In Matthew 3:11, 12, John the Baptist says, “I indeed baptize you with water unto repentance, but He who is coming after me is mightier than I, whose sandals I am not worthy to carry. He will baptize you with the Holy Spirit and fire. His winnowing fan is in His hand, and He will thoroughly clean out His threshing floor, and gather His wheat into the barn; but He will burn up the chaff with unquenchable fire.”
The word “baptism” literally means to immerse. John’s water immersion symbolized the repentance of sins committed by Jewish people. However, Jesus’ baptism had two parts. Baptism with the Holy Spirit begot faithful followers of Christ into a new life. The baptism with fire came upon the unfaithful Jewish nation.
Verse 12 explains Jesus’ first advent work. He came to gather the wheat (the faithful of the Jewish nation) unto Him. The chaff of the nation (the unfaithful Jews) were to be destroyed. Historically, Jerusalem was destroyed by Rome in A.D.70. Its destruction was horrific. The city was burned and those trying to escape were crucified.
Jesus grieved the hard hearts of His countrymen. “Jerusalem, Jerusalem, you who kill the prophets and stone those sent to you, how often I have longed to gather your children together, as a hen gathers her chicks under her wings, and you were not willing.” Luke 13:34. Because they killed the faithful, Jesus stated their punishment, “As a result, you will be held responsible for the murder of all godly people of all time—from the murder of righteous Abel to the murder of Zechariah son of Barachiah.…” Matthew 23:35.
When Jesus was before Pilate, Pilate said he wanted to release him. But the people cried, “…His blood be on us, and on our children.” Matthew 27:25. Thus, the nation took responsibility for Jesus’ crucifixion.

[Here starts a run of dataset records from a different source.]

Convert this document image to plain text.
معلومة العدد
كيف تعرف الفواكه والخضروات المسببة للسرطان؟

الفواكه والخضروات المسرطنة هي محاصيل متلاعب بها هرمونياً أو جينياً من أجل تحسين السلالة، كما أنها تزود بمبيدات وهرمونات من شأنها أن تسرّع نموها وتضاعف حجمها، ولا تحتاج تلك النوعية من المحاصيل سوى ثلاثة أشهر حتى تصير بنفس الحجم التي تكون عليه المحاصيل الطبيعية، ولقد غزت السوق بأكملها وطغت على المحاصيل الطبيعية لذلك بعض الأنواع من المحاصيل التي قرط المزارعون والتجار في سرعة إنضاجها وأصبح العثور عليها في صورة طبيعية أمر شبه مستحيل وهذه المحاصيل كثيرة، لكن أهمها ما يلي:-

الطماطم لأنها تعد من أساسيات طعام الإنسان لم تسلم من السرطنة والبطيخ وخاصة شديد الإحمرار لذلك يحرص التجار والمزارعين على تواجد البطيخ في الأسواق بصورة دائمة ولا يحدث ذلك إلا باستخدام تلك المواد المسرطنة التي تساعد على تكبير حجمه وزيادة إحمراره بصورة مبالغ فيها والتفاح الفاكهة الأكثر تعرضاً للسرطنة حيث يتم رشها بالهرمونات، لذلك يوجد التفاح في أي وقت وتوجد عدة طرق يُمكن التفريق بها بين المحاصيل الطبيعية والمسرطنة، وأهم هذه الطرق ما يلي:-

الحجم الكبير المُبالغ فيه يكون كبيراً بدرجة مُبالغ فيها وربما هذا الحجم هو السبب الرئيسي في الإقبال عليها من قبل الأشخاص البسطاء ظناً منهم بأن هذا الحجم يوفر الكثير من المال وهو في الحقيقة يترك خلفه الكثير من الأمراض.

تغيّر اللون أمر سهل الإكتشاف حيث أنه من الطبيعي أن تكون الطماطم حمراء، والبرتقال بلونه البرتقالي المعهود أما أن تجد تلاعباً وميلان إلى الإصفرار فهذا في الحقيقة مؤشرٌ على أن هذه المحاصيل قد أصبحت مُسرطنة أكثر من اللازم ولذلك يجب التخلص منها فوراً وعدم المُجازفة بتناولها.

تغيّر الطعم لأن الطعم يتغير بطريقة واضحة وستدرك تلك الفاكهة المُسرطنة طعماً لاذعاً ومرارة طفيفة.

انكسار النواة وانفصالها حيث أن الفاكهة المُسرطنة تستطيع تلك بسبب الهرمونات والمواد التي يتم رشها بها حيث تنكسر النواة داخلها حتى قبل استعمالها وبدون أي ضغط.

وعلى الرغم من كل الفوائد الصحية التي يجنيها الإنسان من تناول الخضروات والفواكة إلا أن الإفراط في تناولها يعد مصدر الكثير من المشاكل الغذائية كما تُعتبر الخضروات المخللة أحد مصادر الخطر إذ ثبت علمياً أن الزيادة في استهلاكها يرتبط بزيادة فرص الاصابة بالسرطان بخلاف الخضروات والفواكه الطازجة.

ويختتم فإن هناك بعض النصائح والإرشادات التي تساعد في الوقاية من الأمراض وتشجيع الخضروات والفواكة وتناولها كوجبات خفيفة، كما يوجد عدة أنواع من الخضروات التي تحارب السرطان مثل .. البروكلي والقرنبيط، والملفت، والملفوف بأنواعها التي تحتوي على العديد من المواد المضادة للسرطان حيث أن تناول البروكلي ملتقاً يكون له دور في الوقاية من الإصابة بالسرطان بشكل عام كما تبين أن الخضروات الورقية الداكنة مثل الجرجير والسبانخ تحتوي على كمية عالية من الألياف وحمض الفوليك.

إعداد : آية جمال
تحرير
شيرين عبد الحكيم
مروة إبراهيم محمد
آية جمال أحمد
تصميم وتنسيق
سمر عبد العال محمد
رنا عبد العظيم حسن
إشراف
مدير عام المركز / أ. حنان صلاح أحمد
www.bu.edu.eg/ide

The nation was therefore baptized with fire, with their complete destruction, because they killed our Lord and the godly prophets. However, we should not understand that this destruction would forever end their favor in God’s sight. The Apostle Paul writes, “If the casting away of them be the reconciling of the world, what shall the receiving of them be but life from the dead?” (Romans 11:15) Soon, God will make a new covenant with Israel, “…I will put my law in their inward parts, and write it in their hearts; and will be their God, and they shall be my people…for I will forgive their iniquity, and I will remember their sin no more.” Jeremiah 31:33, 34.